The mobile telecommunication giant MTN has withdrawn its application, filed at the Supreme Court, for a review of its classification as a significant market power (SMP).
A statement issued by MTN said: “Scancom Plc (MTN Ghana) wishes to advise of its engagements with the National Communications Authority (NCA) in a concerted effort to settle the procedural and administrative legal challenge concerning the NCA’s declaration of MTN Ghana as a significant market power (SMP).”
The statement further said that, given the progress made so far in good faith on settlement discussions with the NCA and the Ministry of Communications, the company has withdrawn its application, filed at the Supreme Court on 4 September 2020.
MTN believes its latest action will pave the way for further discussions and an amicable resolution in the spirit of the renewed channels of engagement.

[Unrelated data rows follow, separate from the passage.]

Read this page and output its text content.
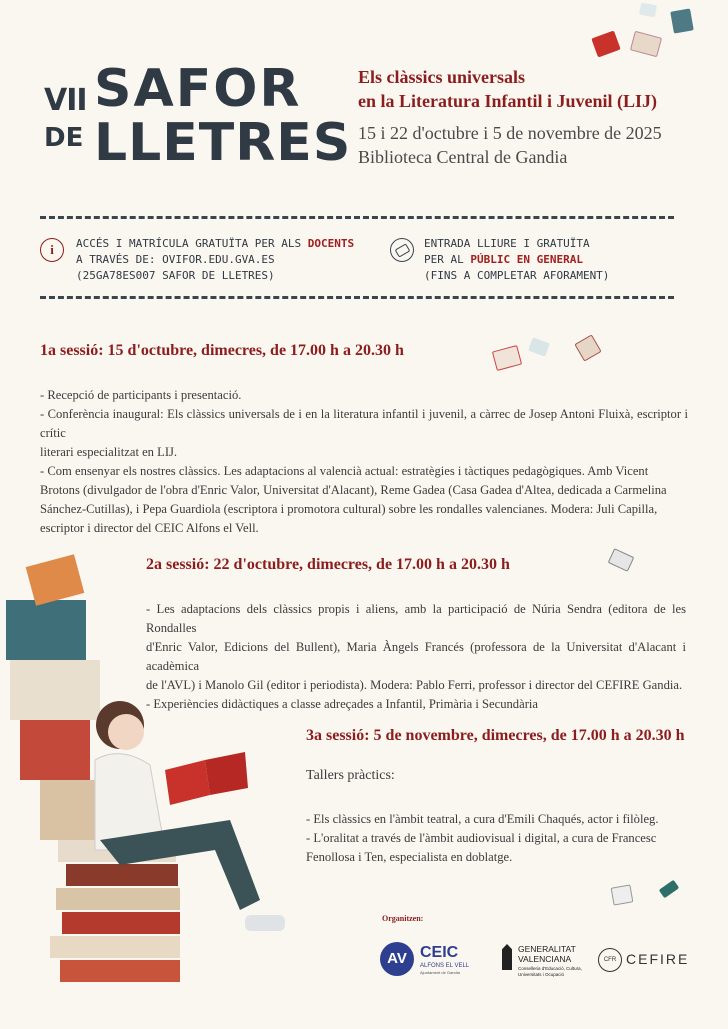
VII SAFOR
DE LLETRES
Els clàssics universals
en la Literatura Infantil i Juvenil (LIJ)
15 i 22 d'octubre i 5 de novembre de 2025
Biblioteca Central de Gandia
i	ACCÉS I MATRÍCULA GRATUÏTA PER ALS DOCENTS
A TRAVÉS DE: OVIFOR.EDU.GVA.ES
(25GA78ES007 SAFOR DE LLETRES)
ENTRADA LLIURE I GRATUÏTA
PER AL PÚBLIC EN GENERAL
(FINS A COMPLETAR AFORAMENT)
1a sessió: 15 d'octubre, dimecres, de 17.00 h a 20.30 h
- Recepció de participants i presentació.
- Conferència inaugural: Els clàssics universals de i en la literatura infantil i juvenil, a càrrec de Josep Antoni Fluixà, escriptor i crític
literari especialitzat en LIJ.
- Com ensenyar els nostres clàssics. Les adaptacions al valencià actual: estratègies i tàctiques pedagògiques. Amb Vicent
Brotons (divulgador de l'obra d'Enric Valor, Universitat d'Alacant), Reme Gadea (Casa Gadea d'Altea, dedicada a Carmelina
Sánchez-Cutillas), i Pepa Guardiola (escriptora i promotora cultural) sobre les rondalles valencianes. Modera: Juli Capilla,
escriptor i director del CEIC Alfons el Vell.
2a sessió: 22 d'octubre, dimecres, de 17.00 h a 20.30 h
- Les adaptacions dels clàssics propis i aliens, amb la participació de Núria Sendra (editora de les Rondalles
d'Enric Valor, Edicions del Bullent), Maria Àngels Francés (professora de la Universitat d'Alacant i acadèmica
de l'AVL) i Manolo Gil (editor i periodista). Modera: Pablo Ferri, professor i director del CEFIRE Gandia.
- Experiències didàctiques a classe adreçades a Infantil, Primària i Secundària
3a sessió: 5 de novembre, dimecres, de 17.00 h a 20.30 h
Tallers pràctics:
- Els clàssics en l'àmbit teatral, a cura d'Emili Chaqués, actor i filòleg.
- L'oralitat a través de l'àmbit audiovisual i digital, a cura de Francesc
Fenollosa i Ten, especialista en doblatge.
Organitzen:
AV CEIC
ALFONS EL VELL
Ajuntament de Gandia
GENERALITAT
VALENCIANA
Conselleria d'Educació, Cultura,
Universitats i Ocupació
CFR CEFIRE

“MTN Ghana identifies that a collective goodwill and commitment is necessary to help the entire industry thrive and support the government’s agenda to enhance connectivity and the availability of communication services in the country,” the statement said.
The company believes the decision to withdraw the case is in the interests of its customers and shareholders.
“We are convinced that this decision is in the best interest of our cherished customers, shareholders and other stakeholders. MTN Ghana would like to reassure its cherished customers and shareholders that our commitment to the delivery of a bold new digital world in Ghana continues to be resolute.”
The telco says it remains focused on providing the enabling technology to support Ghana’s digital economy through partnerships
MTN applied to the Supreme Court for a review of the high court ruling regarding the declaration that it wields significant market power.
In June, the Communications Ministry served notice that it will implement a raft of policies that will reduce the market dominance of the country’s largest mobile network operator, MTN.
A statement issued by the ministry accused MTN, operated by Scancom, of using its market size to exploit consumers, among other problems.
It added that corrective measures would be pursued to ensure fair competition for other telcos.